Sheenu Gupta: has just arrived in Malaysia, and is still to get the keys to her home, the container with her luggage is still to arrive. But when she heard about the saree pact, she also discovered Brickfields, our own Little India. She found a saree she liked, bought the matching petticoat and got the blouse stitched- in the span of two hours and a dosa!
Tina Chopra Hasrouni: is married to a Lebanese, with a beautiful little girl who loves (and misses) garam phulkas. Natalie is the only child to opt for Indian food in all our social gatherings, while the rest of the kids are happy with their pizzas. She missed her friends birthday party to join mum for the Saree date. Tina thinks she did not understand much but enjoyed wearing her own saree. She was the only representative of Gen Y who wore the saree that evening.

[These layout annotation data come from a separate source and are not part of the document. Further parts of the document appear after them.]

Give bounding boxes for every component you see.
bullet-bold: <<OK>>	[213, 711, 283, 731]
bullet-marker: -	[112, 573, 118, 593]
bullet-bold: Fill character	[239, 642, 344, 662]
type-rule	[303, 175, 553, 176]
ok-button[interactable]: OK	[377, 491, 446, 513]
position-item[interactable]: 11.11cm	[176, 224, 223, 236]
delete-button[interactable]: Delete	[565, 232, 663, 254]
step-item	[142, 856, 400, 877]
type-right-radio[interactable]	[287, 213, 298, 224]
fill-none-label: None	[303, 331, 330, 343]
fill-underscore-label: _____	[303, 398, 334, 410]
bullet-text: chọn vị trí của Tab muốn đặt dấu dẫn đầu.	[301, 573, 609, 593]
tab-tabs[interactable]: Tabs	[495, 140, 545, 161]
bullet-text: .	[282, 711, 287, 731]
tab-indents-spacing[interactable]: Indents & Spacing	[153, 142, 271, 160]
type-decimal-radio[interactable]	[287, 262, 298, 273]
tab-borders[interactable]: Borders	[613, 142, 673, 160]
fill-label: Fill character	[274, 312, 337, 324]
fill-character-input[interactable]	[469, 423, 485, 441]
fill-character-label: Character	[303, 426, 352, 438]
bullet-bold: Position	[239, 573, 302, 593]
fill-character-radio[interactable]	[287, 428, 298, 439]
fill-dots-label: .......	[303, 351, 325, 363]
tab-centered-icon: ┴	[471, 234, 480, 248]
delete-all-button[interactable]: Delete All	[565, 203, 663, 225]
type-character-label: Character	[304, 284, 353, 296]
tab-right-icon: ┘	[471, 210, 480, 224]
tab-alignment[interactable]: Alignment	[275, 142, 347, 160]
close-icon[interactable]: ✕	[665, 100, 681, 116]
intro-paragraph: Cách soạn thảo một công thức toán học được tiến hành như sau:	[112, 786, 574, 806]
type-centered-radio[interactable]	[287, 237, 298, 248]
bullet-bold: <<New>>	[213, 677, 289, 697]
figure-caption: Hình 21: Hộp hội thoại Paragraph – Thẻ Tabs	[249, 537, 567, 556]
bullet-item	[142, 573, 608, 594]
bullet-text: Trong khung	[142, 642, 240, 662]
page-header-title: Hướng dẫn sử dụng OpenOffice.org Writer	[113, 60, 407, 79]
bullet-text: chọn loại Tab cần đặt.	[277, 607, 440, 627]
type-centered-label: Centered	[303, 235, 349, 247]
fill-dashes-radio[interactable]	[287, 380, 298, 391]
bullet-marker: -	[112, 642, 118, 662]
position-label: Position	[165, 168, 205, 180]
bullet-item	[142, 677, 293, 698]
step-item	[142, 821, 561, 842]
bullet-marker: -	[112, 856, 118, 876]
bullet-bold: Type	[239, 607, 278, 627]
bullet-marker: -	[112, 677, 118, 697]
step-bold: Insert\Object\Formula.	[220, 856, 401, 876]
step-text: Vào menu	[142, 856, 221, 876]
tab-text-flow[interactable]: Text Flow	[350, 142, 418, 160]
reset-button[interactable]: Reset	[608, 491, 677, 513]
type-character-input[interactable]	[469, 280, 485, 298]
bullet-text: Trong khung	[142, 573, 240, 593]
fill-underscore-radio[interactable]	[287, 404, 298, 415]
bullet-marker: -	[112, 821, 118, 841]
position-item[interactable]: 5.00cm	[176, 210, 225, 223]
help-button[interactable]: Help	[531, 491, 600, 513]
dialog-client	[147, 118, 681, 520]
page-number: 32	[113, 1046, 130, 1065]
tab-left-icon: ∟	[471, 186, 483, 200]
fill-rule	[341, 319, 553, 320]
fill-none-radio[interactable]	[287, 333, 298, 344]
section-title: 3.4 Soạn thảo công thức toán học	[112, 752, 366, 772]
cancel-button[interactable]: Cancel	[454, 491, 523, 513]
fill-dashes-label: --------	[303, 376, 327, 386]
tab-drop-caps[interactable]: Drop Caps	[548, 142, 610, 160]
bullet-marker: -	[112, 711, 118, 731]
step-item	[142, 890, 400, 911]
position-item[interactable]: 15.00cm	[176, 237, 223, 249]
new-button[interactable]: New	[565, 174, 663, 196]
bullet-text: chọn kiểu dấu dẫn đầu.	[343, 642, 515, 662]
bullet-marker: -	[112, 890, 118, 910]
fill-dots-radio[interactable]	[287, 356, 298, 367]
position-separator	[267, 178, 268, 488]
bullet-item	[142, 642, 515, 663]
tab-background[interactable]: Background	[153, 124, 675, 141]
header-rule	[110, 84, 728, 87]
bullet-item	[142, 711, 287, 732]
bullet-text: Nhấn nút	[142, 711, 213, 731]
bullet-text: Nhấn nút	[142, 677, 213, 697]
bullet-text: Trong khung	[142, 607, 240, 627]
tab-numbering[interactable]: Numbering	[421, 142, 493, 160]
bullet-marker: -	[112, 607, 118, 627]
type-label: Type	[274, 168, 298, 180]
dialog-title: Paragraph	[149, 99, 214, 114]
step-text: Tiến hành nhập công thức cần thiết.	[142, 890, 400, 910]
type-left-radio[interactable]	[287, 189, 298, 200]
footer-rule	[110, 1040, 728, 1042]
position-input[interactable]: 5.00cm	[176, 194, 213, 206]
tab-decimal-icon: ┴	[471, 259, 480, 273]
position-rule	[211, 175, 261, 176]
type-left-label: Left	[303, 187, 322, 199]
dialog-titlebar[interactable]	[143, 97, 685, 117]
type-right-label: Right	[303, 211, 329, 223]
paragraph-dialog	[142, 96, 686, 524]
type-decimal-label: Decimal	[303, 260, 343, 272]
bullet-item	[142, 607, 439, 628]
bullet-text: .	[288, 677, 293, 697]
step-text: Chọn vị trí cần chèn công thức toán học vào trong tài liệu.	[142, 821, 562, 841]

Jamuna Muralidharan: a top HR person in a top multinat! A saree to her has always been more an identity than just a dress. An identity in the Indian environment that allowed her to “behave like a man” in the corporate world, while still keeping her heart as a woman. She combines elegance with firmness with her sarees, and misses wearing them here.
Swati Pandey: chose the kantha work on Tussar silk to celebrate the tradition of handmade work that brings such beauty to our lives. I remember my mom who always helped me with draping the saree but this time it was my 10 year old daughter who delighted in my dressing up. It was she who helped me get the pleats right and manage draping the six yards. Wearing the saree brought more reasons to smile and share with my girl. I hope Gen Y will come to appreciate traditions and the saree as much!
Shalini Sehgal: the saree is the most beautiful garment. I agree but have always found it cumbersome to drape it and after living outside India for may years, the practice for saree draping was all gone. I was pleasantly surprised when my daughter decided to wear a saree for her school graduation in Singapore two years back. We hunted for the saree, she loved this one with the bright red border and carried it off quite gracefully.
Monisha Sen: while all of you raid your mothers closet, I had to clean out my mother’s cupboard as she passed away- exactly a year ago. Her students at school all have fond memories of my mother in her sarees with her matching bangles so it was apt that this photograph of her in a school function popped out at me- wearing a saree I had kept for myself. Despite not having a matching blouse, this saree begged to be worn in her memory- one last time. It was an old saree and got torn that night of our Saree date, but I did manage to wrap myself in what used to be hers one more time.